Она недолго обдумывала его слова — так звонко рассмеялась, что на душе Иномира совсем спокойно стало. Перед ним вновь сидела его веселая Мила, и его сердце сжалось от нежности. Он скорее притянул ее к себе и крепко обнял, а она не стала сопротивляться, только сильнее прижалась к нему. И в сарае, на удивление, как-то вдруг потеплело, а на душе стало спокойнее. Иномир про себя усмехнулся, вспомнив, как давно не испытывал этого чувства.
— Прости, я не должен был тебя оставлять.
— Мне так страшно было, Иномир. — Она прижалась сильнее. — Они посадили меня в темницу, а затем сказали, что хотят меня казнить.
— Все уже позади. — Иномир крепче ее обнял. — Я тебя больше не оставлю.
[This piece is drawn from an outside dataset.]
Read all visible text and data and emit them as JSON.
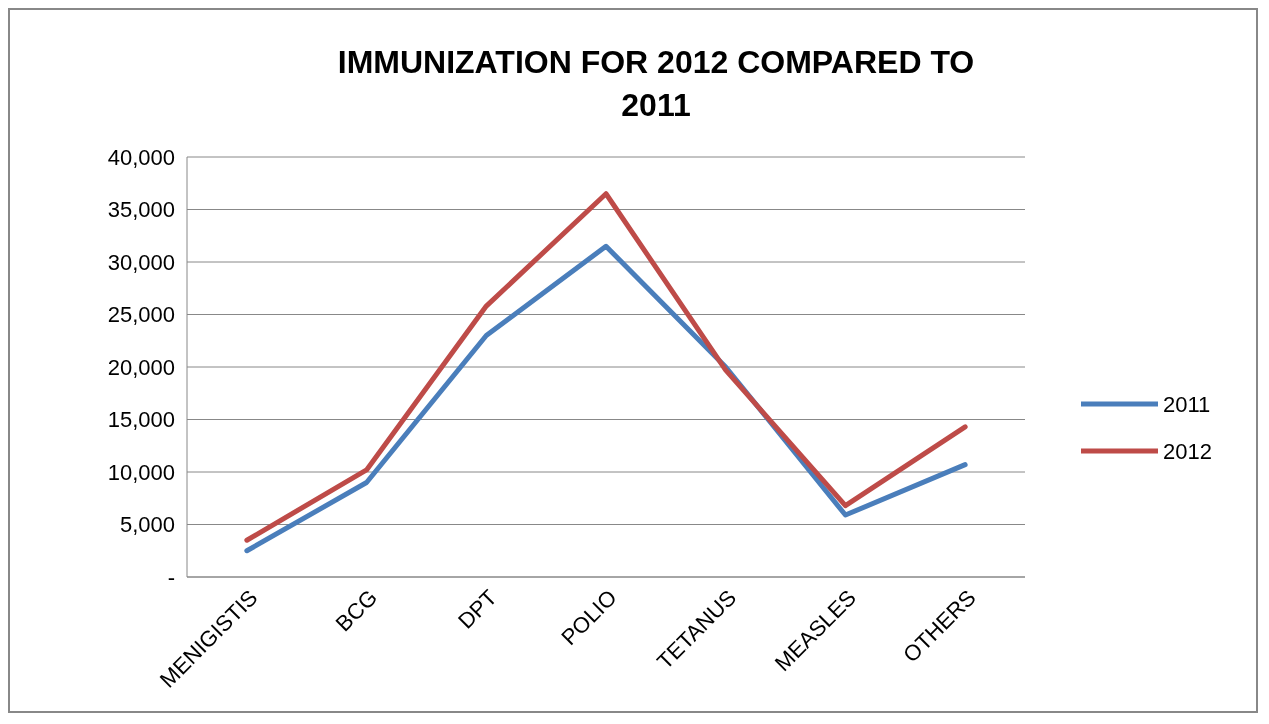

— А потом, — она громко зарыдала, — мне пришлось того стражника ударить подносом. И если бы не Евсей, он бы там умер, представляешь? Я чуть кого-то не убила… А потом я Белогрива взяла, и мы с ним через город бежали. Хорошо, что ночь была и я никого не сшибла, только река замерзла и по льду было очень страшно идти… Ну а дальше, когда сердце мое уже успокоилась, Белогрив меня повез по той дороге, что мы с тобой шли. Мне же все приходилось самой на привале делать. И ветки ломать, и костер разжигать. Но это еще полбеды, я когда на землю ложилась, мне на самом деле так страшно становилось. Казалось, что вот-вот черные корни нападут и уж никаким кинжалом мне от них не отбиться. — Она посмотрела на него, громко шмыгнула носом, засучила рукав и показала ему шрам. — Это я сама себя же случайно задела, когда ветку резала.
— А как же твой рассказ о том, что ты от всего защищалась? — улыбнулся Иномир и погладил ее по руке.
— Это не ложь, просто я была очень осторожна. Целыми днями мы скакали, а когда останавливались на ночлег, далеко в лес уходили. От костра я оставляла только одни угли, чтобы никто на огонь не пришел. Но однажды я так сильно устала — сил никаких не было, — и пришлось остановиться недалеко от дороги. Проснулась от громкого ржания Белогрива. Открыла глаза, а меня мужики страшные окружили. Я кинжал-то свой достала, хотя понимала, что сделать особо-то ничего не смогу, но страху не показывала. Вдруг появились разбойники. И помнишь того толстяка из лагеря Старика-разбойника? Ну, того, которого я страшно боялась? Он среди них оказался, и я подумала, что теперь мне точно конец. Но они, к счастью, узнали меня, спасли от тех мужиков и предложили с ними уйти. Я отказалась, они назвали меня дурой, но удачи пожелали, и вот, — показала на свою одежду, — костюм этот дали.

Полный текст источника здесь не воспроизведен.